His first real introduction to astrology came while he was studying yoga. After hearing he was a football player, the swami called him aside after class and asked him where his Mars was. When he confessed he had no idea what she was talking about, she invited him to her house, where she entered his birth information into her computer. She then gave Williams his first astrological reading. “And in that two hours, I felt seen for the first time in my life,” he recalls. “So, what I tell people the chart can offer you is a reflection of yourself that’s not so conditioned by culture, your parents, your family, your race or whatever.”
Astrology puts everything in the universe into one of 12 archetypal fields, Williams explains. As the planets move, their influence on those fields changes, impacting everything else. Reading the chart helps analyze those changes. Williams reads his own chart nearly every day and has been conducting three to five readings per week for clients for more than a year. “The whole scheme of the type of astrology I practice is based on this idea that we’re here for a reason,” he says. “And the chart can help you understand what you’re here for.”

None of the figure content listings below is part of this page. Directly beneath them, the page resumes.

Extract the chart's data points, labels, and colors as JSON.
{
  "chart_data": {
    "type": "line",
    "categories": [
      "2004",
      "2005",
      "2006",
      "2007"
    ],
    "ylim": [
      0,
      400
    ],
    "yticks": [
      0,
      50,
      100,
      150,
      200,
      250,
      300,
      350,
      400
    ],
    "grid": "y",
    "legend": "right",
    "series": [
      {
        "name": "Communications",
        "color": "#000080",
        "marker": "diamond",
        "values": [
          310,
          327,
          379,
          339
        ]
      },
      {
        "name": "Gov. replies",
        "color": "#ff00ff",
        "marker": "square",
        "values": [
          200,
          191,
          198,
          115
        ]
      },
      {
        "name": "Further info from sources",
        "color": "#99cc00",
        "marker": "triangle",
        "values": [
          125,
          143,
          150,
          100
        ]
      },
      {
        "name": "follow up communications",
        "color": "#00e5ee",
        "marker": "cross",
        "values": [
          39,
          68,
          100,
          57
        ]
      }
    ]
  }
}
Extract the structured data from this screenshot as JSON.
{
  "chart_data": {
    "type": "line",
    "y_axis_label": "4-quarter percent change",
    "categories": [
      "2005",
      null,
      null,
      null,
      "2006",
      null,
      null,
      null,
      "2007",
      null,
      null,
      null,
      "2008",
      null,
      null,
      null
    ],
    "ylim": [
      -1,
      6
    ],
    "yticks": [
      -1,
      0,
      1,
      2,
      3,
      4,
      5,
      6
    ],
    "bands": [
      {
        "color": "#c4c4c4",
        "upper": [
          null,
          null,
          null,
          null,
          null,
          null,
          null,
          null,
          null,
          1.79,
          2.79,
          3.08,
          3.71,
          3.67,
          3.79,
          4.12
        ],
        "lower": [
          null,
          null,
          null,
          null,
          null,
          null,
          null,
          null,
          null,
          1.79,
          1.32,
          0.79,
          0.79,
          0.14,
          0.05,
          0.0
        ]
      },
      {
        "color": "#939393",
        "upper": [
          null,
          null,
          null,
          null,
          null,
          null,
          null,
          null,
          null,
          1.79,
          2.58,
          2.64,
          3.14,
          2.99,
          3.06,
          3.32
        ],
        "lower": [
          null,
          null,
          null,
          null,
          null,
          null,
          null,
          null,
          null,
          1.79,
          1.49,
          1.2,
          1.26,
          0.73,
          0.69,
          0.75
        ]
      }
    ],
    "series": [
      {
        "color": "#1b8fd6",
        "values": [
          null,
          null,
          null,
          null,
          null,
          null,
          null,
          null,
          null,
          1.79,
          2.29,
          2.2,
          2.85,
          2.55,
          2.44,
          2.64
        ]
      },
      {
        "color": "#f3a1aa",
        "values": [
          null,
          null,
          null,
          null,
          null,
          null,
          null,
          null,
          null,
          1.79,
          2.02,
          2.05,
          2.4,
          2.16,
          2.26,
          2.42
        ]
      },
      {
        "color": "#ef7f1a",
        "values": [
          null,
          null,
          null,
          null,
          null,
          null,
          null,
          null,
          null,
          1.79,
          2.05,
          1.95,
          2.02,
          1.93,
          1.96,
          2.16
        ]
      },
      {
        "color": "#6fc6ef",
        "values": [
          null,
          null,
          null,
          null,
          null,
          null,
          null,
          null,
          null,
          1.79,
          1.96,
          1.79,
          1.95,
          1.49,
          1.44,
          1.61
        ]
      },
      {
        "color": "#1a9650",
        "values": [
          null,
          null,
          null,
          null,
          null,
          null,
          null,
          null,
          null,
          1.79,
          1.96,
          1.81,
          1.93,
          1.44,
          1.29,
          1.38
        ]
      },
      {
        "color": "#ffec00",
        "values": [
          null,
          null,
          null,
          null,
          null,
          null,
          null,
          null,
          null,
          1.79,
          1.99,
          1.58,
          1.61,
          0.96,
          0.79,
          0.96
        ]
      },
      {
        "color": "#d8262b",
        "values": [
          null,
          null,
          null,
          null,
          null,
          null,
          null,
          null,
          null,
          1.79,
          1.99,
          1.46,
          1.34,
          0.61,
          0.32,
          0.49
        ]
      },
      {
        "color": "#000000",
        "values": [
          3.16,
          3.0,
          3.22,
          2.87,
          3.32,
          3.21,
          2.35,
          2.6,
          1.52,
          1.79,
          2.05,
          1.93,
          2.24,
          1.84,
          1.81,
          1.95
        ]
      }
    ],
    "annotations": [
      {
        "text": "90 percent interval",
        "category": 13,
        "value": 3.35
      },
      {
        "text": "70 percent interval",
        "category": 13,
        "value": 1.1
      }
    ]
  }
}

With everything Williams has going on—his continued study of Chinese medicine, running a fledgling cannabis business with his wife and company CEO Linnea Miron, a gig as a University of Texas football analyst for the Longhorn Network, launching a new alternative football league, and a stint on the second season of Celebrity Big Brother—he says he sees astrology as his main focus in life.
“My No. 1 priority is getting an astrological point of view out to the world, so people can start to take it seriously,” he says. “It’s helped me so much, and I’ve had such an intense journey that I really appreciate the value of it. I think if people can lower their barriers to it and invest a little time and at least be open to it and to learning a little bit, it can really improve the quality of people’s lives.”
Williams believes that seasonality is also expressed in our life cycles. He sees himself in the springtime of his existence on Earth, soaking up the light of knowledge to fuel his growth and understanding. He’s looking forward to a summer of transition from student to teacher, followed by an autumn in which the bounty of the enlightenment he has harvested can be shared. Along the journey, he plans to use the tools he’s acquired, including the mindful use of cannabis and the self-reflection it inspires.
For Williams, healing is all about what he calls “true introspection.” And that, he says, “is where lasting change happens.”